Mitnick sometimes meets clients who are new to the affiliate marketing process — and anxious about it. Two big hesitations often come up, he said.
One misconception is that affiliates are all coupon sites, and some merchants would rather not be associated with those. (Perhaps they fear their brand equity taking a hit.) Whatever the case, many merchants don’t realize that affiliates are producing service journalism, not spam.
“That stigma always comes up,” Mitnick said. “We address it with data.”
The other issue that gives merchants pause is centered on sales attribution. In Mitnick’s experience, many brands fear a hypothetical scenario in which they accidentally pay twice to acquire a customer — once if the shopper clicks on one of their Facebook ads, and a second time if the shopper clicks on one of an affiliate’s links.
The worry is misguided: “There are plenty of technical solutions that prevent brands from paying twice,” Mitnick said.
 
“The misnomer is that affiliates are cheap and easy,” McMahon said.
When he’s consulting clients who are on the fence about affiliate marketing, he tries to help them recognize the importance of customer acquisition and the lifetime value that each new customer provides. Lowballing affiliate commission fees to make better upfront margins only works against that strategy.

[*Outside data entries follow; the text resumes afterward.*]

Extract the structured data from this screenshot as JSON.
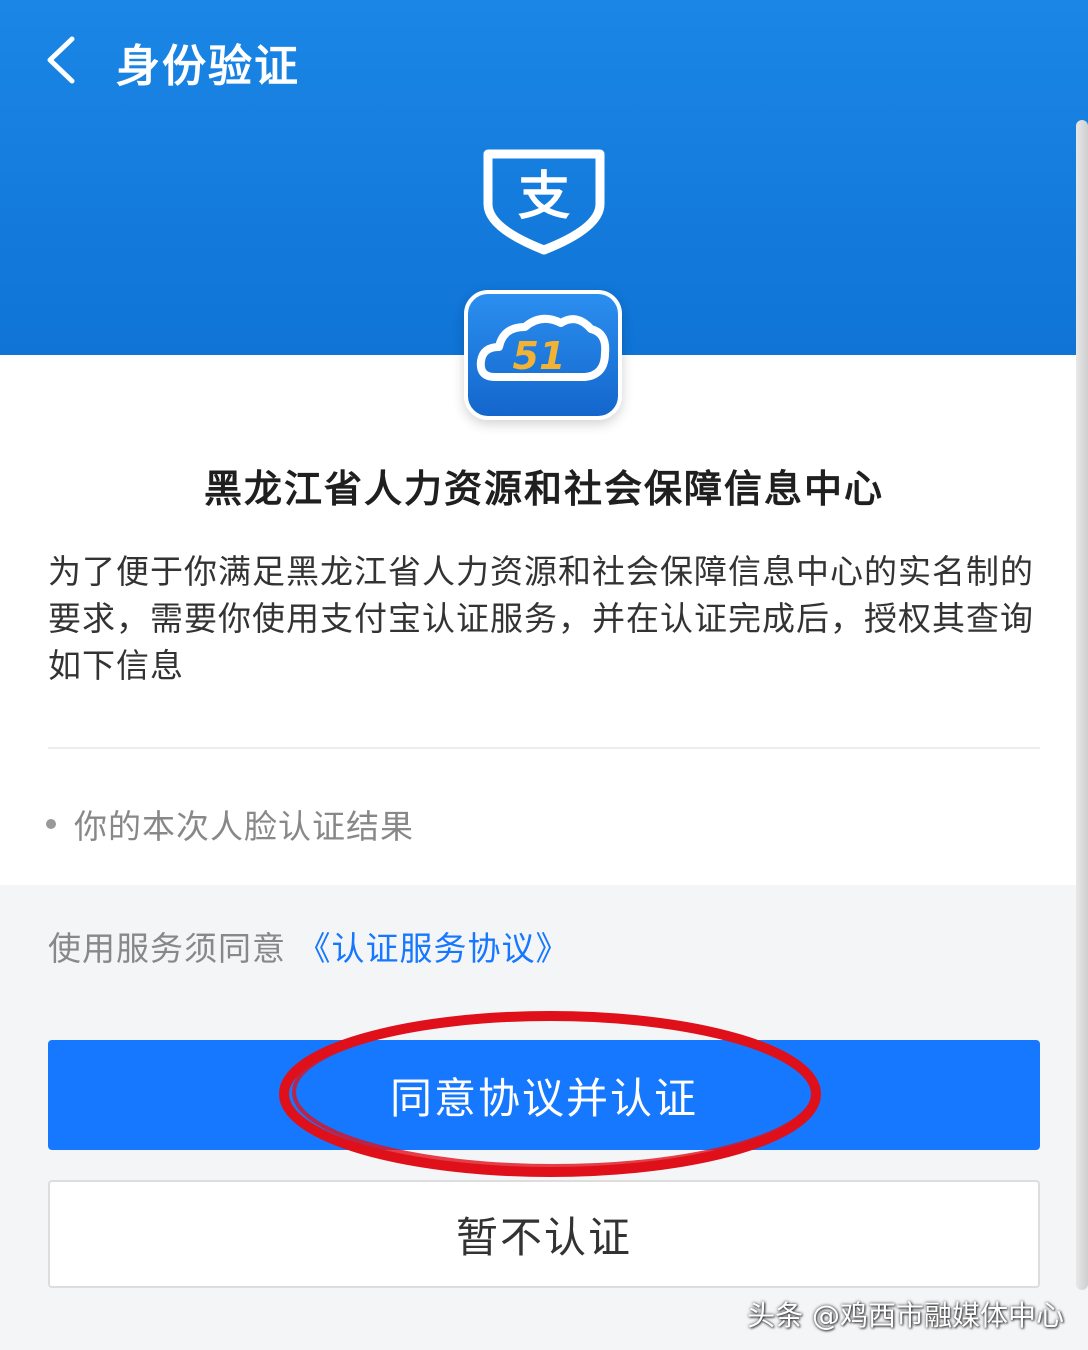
{
  "header": {
    "title": "身份验证",
    "back_icon": "chevron-left-icon",
    "shield_icon": "alipay-shield-icon",
    "shield_char": "支"
  },
  "app": {
    "icon": "cloud-51-app-icon",
    "icon_text": "51",
    "org_name": "黑龙江省人力资源和社会保障信息中心"
  },
  "description": "为了便于你满足黑龙江省人力资源和社会保障信息中心的实名制的要求，需要你使用支付宝认证服务，并在认证完成后，授权其查询如下信息",
  "info_items": [
    {
      "label": "你的本次人脸认证结果"
    }
  ],
  "agreement": {
    "prefix": "使用服务须同意",
    "link": "《认证服务协议》"
  },
  "buttons": {
    "agree": "同意协议并认证",
    "decline": "暂不认证"
  },
  "watermark": "头条 @鸡西市融媒体中心",
  "colors": {
    "header_blue": "#1677ff",
    "link_blue": "#1677ff",
    "highlight_red": "#e0101a"
  }
}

“Where people stumble is building just a generic, bland affiliate offer,” he said — or offers so low they don’t get high-quality affiliates excited enough to promote the merchant’s products.
Instead, McMahon said, merchants — especially SaaS businesses — ought to structure far higher commissions.
That, he said, “opens you up to not just the bloggers, not just the influencers, it opens you up to the true performance marketing affiliates.”